The Rams’ draft methodology needs some untangling to understand from the outside, especially after the Rams this week traded 2022 second- and third-round picks to the Denver Broncos for Von Miller, one of the best outside linebackers in the league. The team’s trades have left the Rams without any first-round selections until 2024 and only four picks in the next draft, the earliest of which is in the third round.
“You have to be aware of what window you’re in,” Snead said.
Even before Miller’s arrival, the Rams (7-1) were viewed as a Super Bowl favorite, with a defensive unit that leads the league in sacks (25). The trade made clear that Los Angeles, which will host the Super Bowl in its home stadium this season, is in “win-now” mode.
But the team’s willingness to give up draft capital limits its ability to extend that window in the cheapest way possible — by developing players into starters while they are on rookie contracts.
Since trading up 14 spots to select quarterback Jared Goff with the No. 1 overall pick in 2016, Snead and the Rams’ front office have frequently doled out draft picks to other teams to poach their best assets. They reached the Super Bowl in the 2018 season with Goff, then tried to build around him through trades, most notably acquiring cornerback Jalen Ramsey in 2019 from the Jacksonville Jaguars in exchange for picks, including two in the first-round that year.
When it became clear Goff would not lead Los Angeles back to the championship game, Snead netted Stafford by packaging Goff’s contract with picks, including two in the first round.
Stafford and Ramsey were top-five selections in their drafts, and the Rams have not been willing to lose enough to be in contention to draft that high. Snead said it has been more valuable to trade picks that would probably have landed in the mid-20s to acquire proven players.
“The neat thing about doing it this way is that you’re not guessing,” Snead said. “The player has lived up to his draft status.”
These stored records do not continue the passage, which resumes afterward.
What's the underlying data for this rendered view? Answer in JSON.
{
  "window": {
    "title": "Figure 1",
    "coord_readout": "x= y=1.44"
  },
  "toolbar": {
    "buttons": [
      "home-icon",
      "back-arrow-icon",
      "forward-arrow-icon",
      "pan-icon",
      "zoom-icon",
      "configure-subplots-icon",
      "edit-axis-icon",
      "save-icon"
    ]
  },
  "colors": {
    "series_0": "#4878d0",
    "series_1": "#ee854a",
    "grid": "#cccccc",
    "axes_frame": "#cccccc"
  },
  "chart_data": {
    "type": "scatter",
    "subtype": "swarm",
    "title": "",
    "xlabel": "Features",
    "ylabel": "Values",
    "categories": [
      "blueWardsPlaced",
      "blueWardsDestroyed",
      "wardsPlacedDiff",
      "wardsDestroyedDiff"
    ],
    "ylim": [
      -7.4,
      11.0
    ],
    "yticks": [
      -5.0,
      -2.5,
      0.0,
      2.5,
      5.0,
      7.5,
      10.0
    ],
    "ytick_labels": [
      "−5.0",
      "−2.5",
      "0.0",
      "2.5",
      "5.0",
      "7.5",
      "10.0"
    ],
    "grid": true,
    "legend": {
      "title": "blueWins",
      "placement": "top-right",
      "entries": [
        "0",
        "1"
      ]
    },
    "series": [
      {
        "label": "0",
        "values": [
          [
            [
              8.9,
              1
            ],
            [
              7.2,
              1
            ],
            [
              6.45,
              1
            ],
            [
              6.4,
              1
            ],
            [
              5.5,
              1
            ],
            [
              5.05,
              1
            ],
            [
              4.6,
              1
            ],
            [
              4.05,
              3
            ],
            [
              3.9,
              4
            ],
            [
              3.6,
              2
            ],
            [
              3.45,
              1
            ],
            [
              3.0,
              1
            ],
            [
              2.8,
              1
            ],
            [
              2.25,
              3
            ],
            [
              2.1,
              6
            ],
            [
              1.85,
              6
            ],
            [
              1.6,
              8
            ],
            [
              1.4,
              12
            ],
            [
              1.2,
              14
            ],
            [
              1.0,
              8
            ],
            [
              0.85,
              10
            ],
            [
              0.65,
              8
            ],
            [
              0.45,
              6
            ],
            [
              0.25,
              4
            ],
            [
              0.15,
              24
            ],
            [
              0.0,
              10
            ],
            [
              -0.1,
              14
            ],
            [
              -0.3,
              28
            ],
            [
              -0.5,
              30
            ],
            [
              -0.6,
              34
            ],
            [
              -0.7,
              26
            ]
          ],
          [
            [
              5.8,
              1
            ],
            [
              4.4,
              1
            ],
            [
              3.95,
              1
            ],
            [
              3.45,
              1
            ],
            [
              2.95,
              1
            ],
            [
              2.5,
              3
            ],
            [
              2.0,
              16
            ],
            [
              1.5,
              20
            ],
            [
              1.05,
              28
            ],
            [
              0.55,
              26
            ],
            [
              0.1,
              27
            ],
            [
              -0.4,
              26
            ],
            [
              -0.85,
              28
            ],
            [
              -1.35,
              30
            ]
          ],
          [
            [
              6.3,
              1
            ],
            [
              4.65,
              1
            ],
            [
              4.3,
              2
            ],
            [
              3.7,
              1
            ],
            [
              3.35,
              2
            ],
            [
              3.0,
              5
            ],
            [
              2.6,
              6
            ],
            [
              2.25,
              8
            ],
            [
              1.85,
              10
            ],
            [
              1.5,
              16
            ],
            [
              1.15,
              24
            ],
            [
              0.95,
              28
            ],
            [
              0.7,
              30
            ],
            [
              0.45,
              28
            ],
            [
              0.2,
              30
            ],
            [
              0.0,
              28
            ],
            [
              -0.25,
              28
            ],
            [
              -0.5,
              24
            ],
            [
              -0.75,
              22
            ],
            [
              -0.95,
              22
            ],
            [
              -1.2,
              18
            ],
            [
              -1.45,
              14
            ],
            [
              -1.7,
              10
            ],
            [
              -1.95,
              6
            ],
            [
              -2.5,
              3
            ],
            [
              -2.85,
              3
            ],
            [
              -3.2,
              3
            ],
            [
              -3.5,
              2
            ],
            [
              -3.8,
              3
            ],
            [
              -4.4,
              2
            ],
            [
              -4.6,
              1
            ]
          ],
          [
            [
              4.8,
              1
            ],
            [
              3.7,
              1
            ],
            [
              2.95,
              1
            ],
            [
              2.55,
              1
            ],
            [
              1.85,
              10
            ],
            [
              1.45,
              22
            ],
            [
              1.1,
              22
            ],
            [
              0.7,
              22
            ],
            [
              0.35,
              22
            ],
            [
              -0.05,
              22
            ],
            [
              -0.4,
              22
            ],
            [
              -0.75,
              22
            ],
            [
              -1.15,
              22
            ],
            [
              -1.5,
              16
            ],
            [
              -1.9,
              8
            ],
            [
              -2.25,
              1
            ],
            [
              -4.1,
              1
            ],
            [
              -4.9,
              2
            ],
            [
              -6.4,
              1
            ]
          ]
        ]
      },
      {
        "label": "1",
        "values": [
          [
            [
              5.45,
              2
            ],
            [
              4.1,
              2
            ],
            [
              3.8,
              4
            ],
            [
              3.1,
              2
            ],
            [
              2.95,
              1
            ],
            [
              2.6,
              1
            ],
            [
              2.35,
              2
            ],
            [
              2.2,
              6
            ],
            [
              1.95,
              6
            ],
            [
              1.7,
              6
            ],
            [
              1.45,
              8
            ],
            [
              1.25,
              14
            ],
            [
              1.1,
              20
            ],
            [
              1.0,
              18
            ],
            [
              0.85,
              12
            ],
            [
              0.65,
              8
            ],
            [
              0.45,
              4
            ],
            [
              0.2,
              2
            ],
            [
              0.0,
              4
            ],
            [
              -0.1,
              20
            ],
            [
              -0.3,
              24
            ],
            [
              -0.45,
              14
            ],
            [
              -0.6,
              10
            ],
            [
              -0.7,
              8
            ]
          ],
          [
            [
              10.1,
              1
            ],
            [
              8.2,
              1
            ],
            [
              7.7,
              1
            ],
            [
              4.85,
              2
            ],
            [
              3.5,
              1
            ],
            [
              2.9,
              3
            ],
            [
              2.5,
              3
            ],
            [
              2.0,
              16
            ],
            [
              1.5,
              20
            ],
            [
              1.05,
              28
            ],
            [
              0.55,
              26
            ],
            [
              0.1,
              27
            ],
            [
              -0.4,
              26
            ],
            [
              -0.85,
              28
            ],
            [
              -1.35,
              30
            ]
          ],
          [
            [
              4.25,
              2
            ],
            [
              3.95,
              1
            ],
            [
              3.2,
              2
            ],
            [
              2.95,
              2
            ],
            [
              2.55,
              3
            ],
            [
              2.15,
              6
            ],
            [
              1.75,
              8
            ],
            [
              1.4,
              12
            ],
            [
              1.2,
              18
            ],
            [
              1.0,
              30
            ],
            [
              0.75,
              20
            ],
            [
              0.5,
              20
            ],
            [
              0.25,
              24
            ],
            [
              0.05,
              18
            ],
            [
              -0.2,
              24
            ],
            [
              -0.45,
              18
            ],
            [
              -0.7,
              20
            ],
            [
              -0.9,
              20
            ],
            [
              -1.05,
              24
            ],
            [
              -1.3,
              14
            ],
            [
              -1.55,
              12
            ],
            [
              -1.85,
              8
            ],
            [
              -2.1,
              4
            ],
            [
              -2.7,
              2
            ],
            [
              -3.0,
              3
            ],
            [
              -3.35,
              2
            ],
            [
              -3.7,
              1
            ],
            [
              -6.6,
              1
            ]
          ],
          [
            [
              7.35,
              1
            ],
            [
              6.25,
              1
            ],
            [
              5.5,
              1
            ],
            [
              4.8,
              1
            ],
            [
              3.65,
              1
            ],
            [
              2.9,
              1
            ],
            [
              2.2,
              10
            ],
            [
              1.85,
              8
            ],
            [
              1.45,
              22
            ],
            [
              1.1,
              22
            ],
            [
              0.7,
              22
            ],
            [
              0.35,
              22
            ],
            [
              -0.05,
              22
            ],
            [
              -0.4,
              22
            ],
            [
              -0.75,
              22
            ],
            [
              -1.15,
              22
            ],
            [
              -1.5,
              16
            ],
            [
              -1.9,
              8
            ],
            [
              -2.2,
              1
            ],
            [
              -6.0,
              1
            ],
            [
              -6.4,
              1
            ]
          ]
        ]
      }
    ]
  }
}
There is no mystery about how Miller, the No. 2 overall pick in 2011 and an eight-time Pro Bowl selection, will be expected to perform. The Super Bowl most valuable player in the 2015 season, he has 110½ sacks in his career and four and a half this season. His presence on a defense with Ramsey and tackle Aaron Donald will further complicate offensive coordinators’ game scripts and should alleviate double teams of Donald.
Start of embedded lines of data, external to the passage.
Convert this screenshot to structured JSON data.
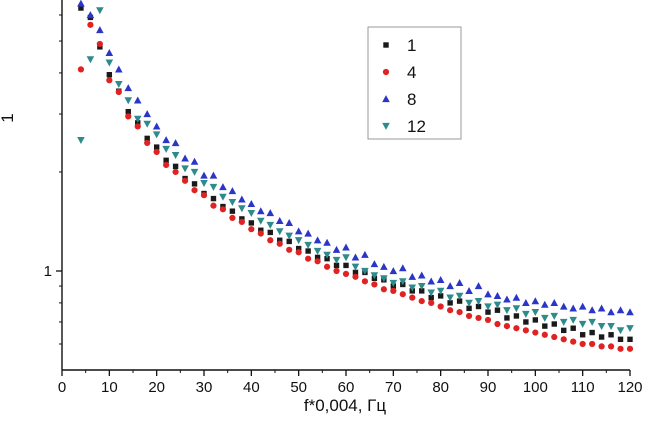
{
  "figure": {
    "xlabel": "f*0,004,  Гц",
    "ylabel": "1"
  },
  "chart_data": {
    "type": "scatter",
    "title": "",
    "xlabel": "f*0,004,  Гц",
    "ylabel": "1",
    "x_scale": "linear",
    "y_scale": "log",
    "xlim": [
      0,
      120
    ],
    "ylim": [
      0.5,
      6.7
    ],
    "x_ticks": [
      0,
      10,
      20,
      30,
      40,
      50,
      60,
      70,
      80,
      90,
      100,
      110,
      120
    ],
    "x_minor_ticks": [
      5,
      15,
      25,
      35,
      45,
      55,
      65,
      75,
      85,
      95,
      105,
      115
    ],
    "y_ticks": [
      1
    ],
    "y_minor_ticks": [
      0.6,
      0.7,
      0.8,
      0.9,
      2,
      3,
      4,
      5,
      6
    ],
    "grid": false,
    "legend_position": "upper-center-right",
    "x": [
      4,
      6,
      8,
      10,
      12,
      14,
      16,
      18,
      20,
      22,
      24,
      26,
      28,
      30,
      32,
      34,
      36,
      38,
      40,
      42,
      44,
      46,
      48,
      50,
      52,
      54,
      56,
      58,
      60,
      62,
      64,
      66,
      68,
      70,
      72,
      74,
      76,
      78,
      80,
      82,
      84,
      86,
      88,
      90,
      92,
      94,
      96,
      98,
      100,
      102,
      104,
      106,
      108,
      110,
      112,
      114,
      116,
      118,
      120
    ],
    "series": [
      {
        "name": "1",
        "marker": "square",
        "color": "#1a1a1a",
        "y": [
          6.3,
          5.9,
          4.8,
          3.95,
          3.52,
          3.05,
          2.82,
          2.53,
          2.38,
          2.17,
          2.08,
          1.91,
          1.84,
          1.72,
          1.66,
          1.57,
          1.52,
          1.44,
          1.4,
          1.33,
          1.31,
          1.24,
          1.23,
          1.17,
          1.15,
          1.1,
          1.09,
          1.04,
          1.04,
          0.99,
          0.99,
          0.95,
          0.94,
          0.9,
          0.91,
          0.87,
          0.87,
          0.83,
          0.84,
          0.8,
          0.81,
          0.77,
          0.78,
          0.75,
          0.76,
          0.72,
          0.73,
          0.7,
          0.71,
          0.68,
          0.69,
          0.66,
          0.67,
          0.64,
          0.65,
          0.63,
          0.64,
          0.62,
          0.62
        ]
      },
      {
        "name": "4",
        "marker": "circle",
        "color": "#e02222",
        "y": [
          4.1,
          5.6,
          4.9,
          3.8,
          3.5,
          2.95,
          2.75,
          2.45,
          2.3,
          2.1,
          2.0,
          1.88,
          1.76,
          1.7,
          1.58,
          1.54,
          1.45,
          1.41,
          1.34,
          1.3,
          1.24,
          1.21,
          1.16,
          1.14,
          1.09,
          1.07,
          1.03,
          1.0,
          0.98,
          0.96,
          0.93,
          0.91,
          0.88,
          0.87,
          0.85,
          0.83,
          0.81,
          0.8,
          0.78,
          0.76,
          0.75,
          0.73,
          0.72,
          0.71,
          0.69,
          0.68,
          0.67,
          0.66,
          0.65,
          0.64,
          0.63,
          0.62,
          0.61,
          0.6,
          0.6,
          0.59,
          0.59,
          0.58,
          0.58
        ]
      },
      {
        "name": "8",
        "marker": "triangle-up",
        "color": "#2b35c8",
        "y": [
          6.5,
          6.0,
          5.4,
          4.6,
          4.1,
          3.6,
          3.3,
          3.0,
          2.75,
          2.5,
          2.45,
          2.2,
          2.15,
          1.95,
          1.95,
          1.8,
          1.75,
          1.65,
          1.6,
          1.52,
          1.5,
          1.42,
          1.4,
          1.32,
          1.3,
          1.24,
          1.22,
          1.16,
          1.18,
          1.1,
          1.12,
          1.05,
          1.03,
          1.0,
          1.02,
          0.96,
          0.97,
          0.93,
          0.94,
          0.9,
          0.92,
          0.87,
          0.9,
          0.85,
          0.84,
          0.82,
          0.83,
          0.8,
          0.81,
          0.79,
          0.8,
          0.78,
          0.77,
          0.78,
          0.76,
          0.77,
          0.75,
          0.76,
          0.75
        ]
      },
      {
        "name": "12",
        "marker": "triangle-down",
        "color": "#2e8b8b",
        "y": [
          2.5,
          4.4,
          6.2,
          4.3,
          3.7,
          3.3,
          2.9,
          2.8,
          2.6,
          2.35,
          2.25,
          2.05,
          2.0,
          1.85,
          1.8,
          1.68,
          1.62,
          1.55,
          1.5,
          1.42,
          1.38,
          1.32,
          1.28,
          1.24,
          1.2,
          1.15,
          1.12,
          1.08,
          1.1,
          1.03,
          1.0,
          0.97,
          0.95,
          0.92,
          0.93,
          0.89,
          0.9,
          0.86,
          0.87,
          0.83,
          0.84,
          0.8,
          0.81,
          0.78,
          0.79,
          0.76,
          0.77,
          0.74,
          0.75,
          0.72,
          0.73,
          0.7,
          0.71,
          0.69,
          0.7,
          0.68,
          0.68,
          0.66,
          0.67
        ]
      }
    ]
  }
}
The Rams last week traded a starting linebacker, Kenny Young, to the Broncos to free space under the salary cap. Rams Coach Sean McVay told reporters last month that he initially did not think the team would make a splashy move before the trade deadline on Tuesday, but he and Snead pounced on the possibility of trading for Miller.
“I love the fearlessness, I love the aggressiveness, and that philosophy has been kind of evolving and ongoing,” McVay told reporters on Monday of his relationship with Snead.
“We’re not afraid of whatever those consequences are because we’re going to attack the opportunities to be successful,” he added. “That’s the mind-set I think we have as an organization, as a team and in our building.”
Snead and McVay balked at the idea that the team’s aggressive trade approach meant the organization did not see value in the draft.
“We still believe in it, and we feel like you can use it in a very particular way depending on the options we have,” Snead said.
The Rams have been able to find contributors in later rounds, which they attribute to their scouts finding underrated players and their position coaches developing them.
The team’s top receiver, Cooper Kupp, a third-round selection in 2018, leads the league in catches (63), yards (924) and touchdowns (10). Receiver Van Jefferson and running back Cam Akers, who tore his Achilles’ tendon before training camp, were second-round picks in 2020.
“There is a formula to a lot of the things that we’re doing behind the scenes,” McVay said. “There’s a vision in place. And we feel like it fits for us, and it might not be for everybody.”